Dessa forma ele se igualava, de forma proposital, aos demais que compunham seu reduzidíssimo círculo de amizades e até os que entendiam ser seus superiores. No trabalho, nos negócios, entre os poucos e seletos amigos, com a família, Henrique marcava sua resplandecente presença pelas atitudes, disciplina e denodo. Jean Giono – foi um escritor francês – que dizia:

“Para que o carácter de um ser humano revele qualidades realmente excepcionais, é preciso ter a sorte de poder observar as suas ações ao longo de muitos anos. Se tais ações são desprovidas de todo o egoísmo, se o ideal que as dirige é de uma generosidade ímpar, se é absolutamente certo que não procuraram qualquer recompensa e se, além disso, deixaram marcas visíveis no mundo, estamos então, sem sombra de dúvida, perante um carácter inesquecível.” – Henrique se enquadrava nas palavras de Giono. Por isso e muito mais era (é) inesquecível e apenas os invejosos não entendiam ser ele muito inteligente!

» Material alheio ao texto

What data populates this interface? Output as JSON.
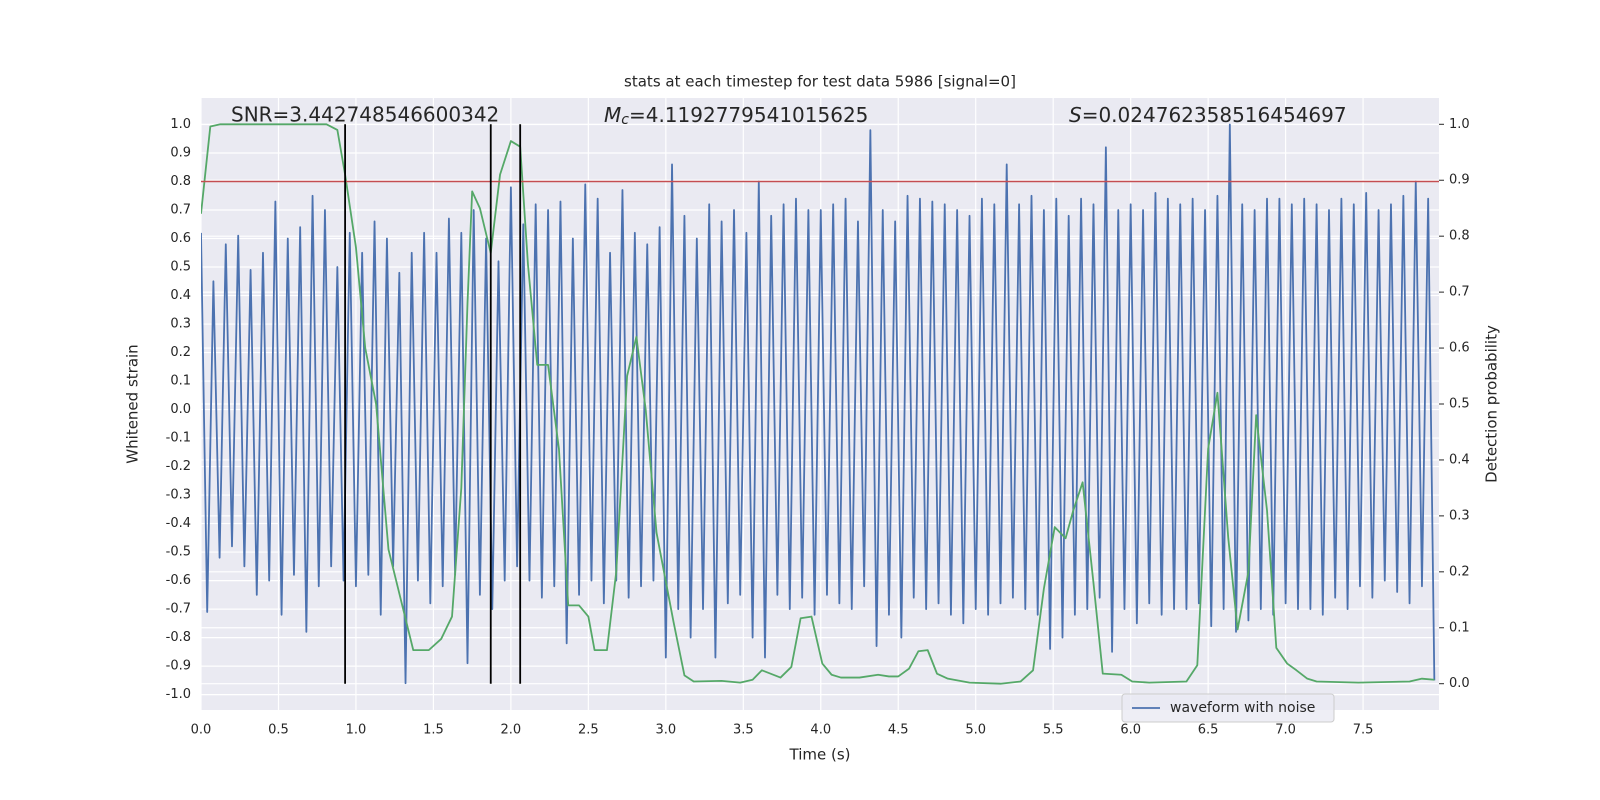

INTELIGÊNCIAS DO ENTREVISTADO E ENTREVISTADOR EM FOCO

Enquanto os sucos escolhidos para a complementação do repasto eram preparados Henrique perguntou a Wilson: “Você concorda que a inteligência humana só é infalível quando decide sobre o que percebe distintamente?” – Antes que Eu respondesse ele complementou:

“Essa afirmação é atribuída a René Descartes que foi um filósofo, físico e matemático francês.” – Novamente tive a nítida impressão que estava sendo testado. Igual a Henrique também leio Descartes, Dostoiévski e outros escritores russos. Concordando ou discordando haveria de dizer algo satisfativo e convincente. Arrisquei dizendo:

"O óbvio não se discute. Como decidir sobre algo imperceptível e/ou surreal? No pensamento humano, muitas vezes, as coisas imaginadas, concebidas verdadeiras, tornam-se falsas quando se procura dar contorno colocando essa concepção no papel. Isto acontece pelo fato de não se ter conseguido uma real distinção do pensamento, da imaginação.".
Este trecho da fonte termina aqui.